Each legislator's history of terms / names / FEC IDs / bioguide
previous-IDs unpacks into the side tables.
- Load — upsert by bioguide_id (legislators) and thomas_id
(committees). Memberships are deleted-and-reinserted per committee
(current-Congress snapshot only).
- Citation — shared/josh_substrate/citations/formatters/legislators_committees.py
builds a human-readable citation_string ("Sen. Jane Doe (D-CA),
member of Senate Judiciary Committee" style).
- Schema — 0003_legislators_committees.py migration: 11 tables
+ 2 FTS5 virtual tables (legislators_fts, committees_fts) + 6
sync triggers. **No *_chunks or *_chunks_vec0 — no body text.

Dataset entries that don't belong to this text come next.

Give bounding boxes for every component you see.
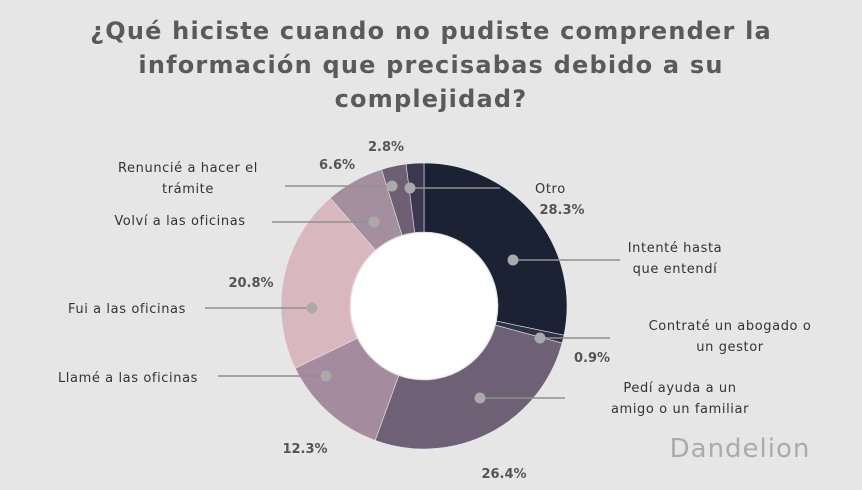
percent-label-7: 2.8% [368,140,404,155]
leader-dot-8 [386,180,398,192]
leader-dot-6 [306,302,318,314]
percent-label-3: 26.4% [481,467,526,482]
slice-5 [280,197,376,369]
slice-8 [405,162,425,233]
leader-dot-1 [404,182,416,194]
category-label-1: Otro [535,182,566,197]
leader-dot-7 [368,216,380,228]
leader-dot-5 [320,370,332,382]
donut-hole [351,233,497,379]
percent-label-6: 6.6% [319,158,355,173]
percent-labels: 28.3% 0.9% 26.4% 12.3% 20.8% 6.6% 2.8% [228,140,610,482]
category-label-5: Llamé a las oficinas [58,371,198,386]
percent-label-2: 0.9% [574,351,610,366]
slice-3 [374,324,563,450]
logo: Dandelion [670,434,811,464]
leader-lines [205,180,620,404]
leader-dot-4 [474,392,486,404]
leader-dot-3 [534,332,546,344]
logo-text: Dandelion [670,434,811,464]
percent-label-4: 12.3% [282,442,327,457]
category-label-4: Pedí ayuda a un amigo o un familiar [611,381,749,417]
category-label-2: Intenté hasta que entendí [628,241,722,277]
category-labels: Otro Intenté hasta que entendí Contraté un … [58,161,811,417]
leader-dot-2 [507,254,519,266]
donut-slices [280,162,568,450]
percent-label-1: 28.3% [539,203,584,218]
category-label-6: Fui a las oficinas [68,302,186,317]
category-label-3: Contraté un abogado o un gestor [649,319,812,355]
category-label-7: Volví a las oficinas [114,214,245,229]
chart-title: ¿Qué hiciste cuando no pudiste comprende… [90,17,772,113]
category-label-8: Renuncié a hacer el trámite [118,161,258,197]
slice-1 [423,162,568,336]
percent-label-5: 20.8% [228,276,273,291]
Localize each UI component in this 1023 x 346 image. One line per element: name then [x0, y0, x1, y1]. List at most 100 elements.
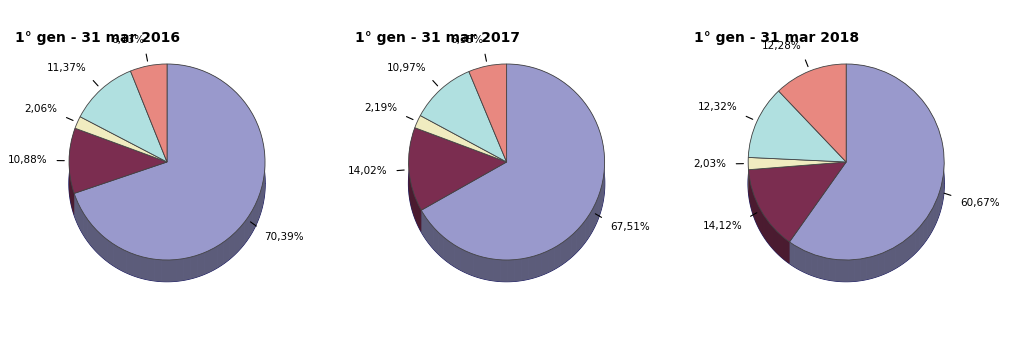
Polygon shape — [454, 245, 460, 270]
Wedge shape — [75, 64, 265, 260]
Polygon shape — [249, 210, 253, 238]
Polygon shape — [120, 248, 127, 273]
Text: 12,28%: 12,28% — [762, 41, 802, 51]
Polygon shape — [817, 256, 824, 279]
Polygon shape — [784, 237, 785, 260]
Polygon shape — [259, 190, 261, 218]
Polygon shape — [787, 240, 789, 263]
Polygon shape — [581, 220, 585, 247]
Polygon shape — [169, 260, 176, 282]
Wedge shape — [131, 64, 167, 162]
Polygon shape — [830, 258, 836, 281]
Polygon shape — [790, 242, 795, 267]
Polygon shape — [795, 245, 800, 270]
Polygon shape — [854, 259, 860, 281]
Polygon shape — [848, 260, 854, 282]
Polygon shape — [217, 242, 223, 267]
Wedge shape — [421, 64, 605, 260]
Polygon shape — [234, 228, 239, 254]
Polygon shape — [566, 236, 572, 262]
Polygon shape — [425, 216, 429, 243]
Polygon shape — [408, 85, 605, 282]
Polygon shape — [434, 227, 438, 254]
Polygon shape — [842, 260, 848, 282]
Wedge shape — [75, 117, 167, 162]
Polygon shape — [836, 260, 842, 281]
Polygon shape — [790, 64, 944, 282]
Polygon shape — [87, 219, 92, 246]
Polygon shape — [114, 244, 120, 270]
Polygon shape — [931, 206, 934, 233]
Polygon shape — [890, 247, 896, 271]
Polygon shape — [162, 260, 169, 282]
Text: 2,03%: 2,03% — [694, 159, 726, 169]
Polygon shape — [781, 235, 782, 257]
Polygon shape — [601, 182, 603, 211]
Polygon shape — [92, 225, 97, 252]
Text: 1° gen - 31 mar 2016: 1° gen - 31 mar 2016 — [15, 31, 180, 45]
Polygon shape — [824, 257, 830, 280]
Polygon shape — [593, 202, 596, 230]
Polygon shape — [522, 257, 529, 280]
Polygon shape — [239, 222, 244, 249]
Polygon shape — [211, 246, 217, 271]
Polygon shape — [789, 241, 790, 263]
Polygon shape — [75, 64, 265, 282]
Polygon shape — [183, 257, 190, 280]
Text: 11,37%: 11,37% — [47, 63, 87, 73]
Polygon shape — [176, 258, 183, 281]
Polygon shape — [779, 233, 780, 255]
Polygon shape — [936, 195, 938, 222]
Polygon shape — [421, 210, 425, 238]
Polygon shape — [102, 235, 107, 262]
Polygon shape — [786, 239, 787, 262]
Text: 1° gen - 31 mar 2018: 1° gen - 31 mar 2018 — [695, 31, 859, 45]
Polygon shape — [507, 260, 515, 282]
Text: 10,97%: 10,97% — [387, 63, 427, 73]
Polygon shape — [800, 248, 806, 273]
Polygon shape — [244, 216, 249, 244]
Wedge shape — [749, 162, 846, 242]
Polygon shape — [554, 244, 561, 269]
Polygon shape — [529, 256, 535, 279]
Polygon shape — [927, 212, 931, 238]
Polygon shape — [940, 183, 942, 210]
Text: 14,02%: 14,02% — [348, 166, 388, 176]
Polygon shape — [466, 252, 474, 276]
Polygon shape — [438, 232, 443, 258]
Polygon shape — [75, 193, 77, 222]
Polygon shape — [910, 231, 916, 257]
Wedge shape — [790, 64, 944, 260]
Polygon shape — [80, 207, 84, 235]
Polygon shape — [896, 243, 901, 268]
Text: 1° gen - 31 mar 2017: 1° gen - 31 mar 2017 — [355, 31, 520, 45]
Wedge shape — [748, 91, 846, 162]
Polygon shape — [572, 231, 576, 257]
Polygon shape — [197, 253, 205, 277]
Polygon shape — [154, 259, 162, 281]
Polygon shape — [261, 183, 263, 211]
Polygon shape — [603, 175, 604, 204]
Polygon shape — [782, 236, 783, 258]
Wedge shape — [469, 64, 506, 162]
Polygon shape — [127, 251, 133, 275]
Text: 67,51%: 67,51% — [610, 222, 650, 232]
Polygon shape — [494, 259, 500, 281]
Text: 14,12%: 14,12% — [703, 221, 743, 231]
Polygon shape — [77, 200, 80, 228]
Polygon shape — [253, 203, 256, 231]
Polygon shape — [901, 239, 906, 265]
Polygon shape — [429, 222, 434, 249]
Polygon shape — [934, 201, 936, 228]
Polygon shape — [598, 189, 601, 217]
Polygon shape — [69, 128, 75, 215]
Wedge shape — [748, 157, 846, 170]
Polygon shape — [576, 226, 581, 252]
Polygon shape — [906, 236, 910, 261]
Polygon shape — [263, 175, 264, 204]
Wedge shape — [414, 116, 506, 162]
Polygon shape — [69, 85, 265, 282]
Polygon shape — [860, 258, 866, 281]
Polygon shape — [449, 241, 454, 267]
Polygon shape — [916, 227, 920, 253]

- Audit-driven** — current production state is the result of an
audit landed 2026-05-09 (commit 6f16967) that redesigned the schema
after the initial pass. The audit-redesign rationale is preserved
internally and isn't required for re-running the ingester.
Tasks
10 of 14 done.
- t1 Alembic migration written + applied locally (0003_legislators_committees) — production re-apply pending OVHcloud provision
- t2 Pydantic models in shared/josh_substrate/src/josh_substrate/models/legislators.py
- t3 Source module implementing the `Source` protocol
- t4 N/A — no body text on this source (raw YAML cached for audit only)

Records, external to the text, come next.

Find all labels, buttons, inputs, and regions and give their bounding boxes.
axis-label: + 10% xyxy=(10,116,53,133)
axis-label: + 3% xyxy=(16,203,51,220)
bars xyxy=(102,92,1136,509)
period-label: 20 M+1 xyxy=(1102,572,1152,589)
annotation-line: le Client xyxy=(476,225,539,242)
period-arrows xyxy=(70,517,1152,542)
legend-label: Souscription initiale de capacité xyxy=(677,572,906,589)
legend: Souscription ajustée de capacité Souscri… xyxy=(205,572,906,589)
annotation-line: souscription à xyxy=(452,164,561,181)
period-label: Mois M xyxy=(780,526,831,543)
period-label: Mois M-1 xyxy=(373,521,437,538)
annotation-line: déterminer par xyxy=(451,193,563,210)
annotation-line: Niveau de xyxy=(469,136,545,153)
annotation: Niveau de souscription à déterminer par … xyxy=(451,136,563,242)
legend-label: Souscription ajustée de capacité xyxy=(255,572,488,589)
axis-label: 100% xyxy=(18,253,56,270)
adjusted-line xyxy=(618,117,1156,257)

- t5 Citation metadata: all 6 columns populated; citation_for() formatter + unit tests
- t6 FTS5 virtual tables (legislators_fts, committees_fts) + 6 sync triggers wired into migration
- t7 N/A — no body text, no vector pipeline
- t8 Unit test for parser against captured YAML fixtures
- t9 Integration test for the full discover→fetch→parse→load pipeline
- t10 Full backfill complete on the OVHcloud substrate (code-equivalent of the prior 2026-05-09 DO load: ~12,780 legislators + 230 committees + 3,879 memberships)
- t11 Incremental cron registered (daily 02:00 ET) on the OVHcloud host and observed firing
- t12 No recurring errors in `ingestion_logs` for the last completed run on the new host
- t13 Source doc updated with as-built notes
- t14 Inventory rows in `https://docs.usejosh.com/josh-data-sources/` + `https://docs.usejosh.com/data-status/` re-flipped to ingestion-built / shipped after the OVHcloud backfill lands
Changelog
-
2026-05-10T18:00:00Z
shipped→verifiedDigitalOcean droplet destroyed 2026-05-10 — the production load (12,780 legislators / 230 committees / 3,879 memberships, audit- driven schema landed 2026-05-09) is gone with the volume. Code (ingester module, parser, audit-driven 11-table migration, FTS5 wiring, citation formatter, tests, integration pipeline) all intact in the repo. Status flipped shipped → verified: the success_determiner ran green against real data once and the code's contract still holds; the production data load needs to be re-run against the OVHcloud substrate (per `substrate-bare-metal-host` t9). Tasks t10-t12 + t14 reset to false to track the re-load. -
2026-05-09T13:00:00Z
in_progress→shipped6f16967 Audit-driven redesign landed 2026-05-09 (commit 6f16967): 12,780 legislators, 230 committees, 3,879 current-Congress memberships. Spec backfilled with real acceptance criteria + sql success_determiner + the ingestion-built task contract; removing the stub-criteria drift left over from the seeded template.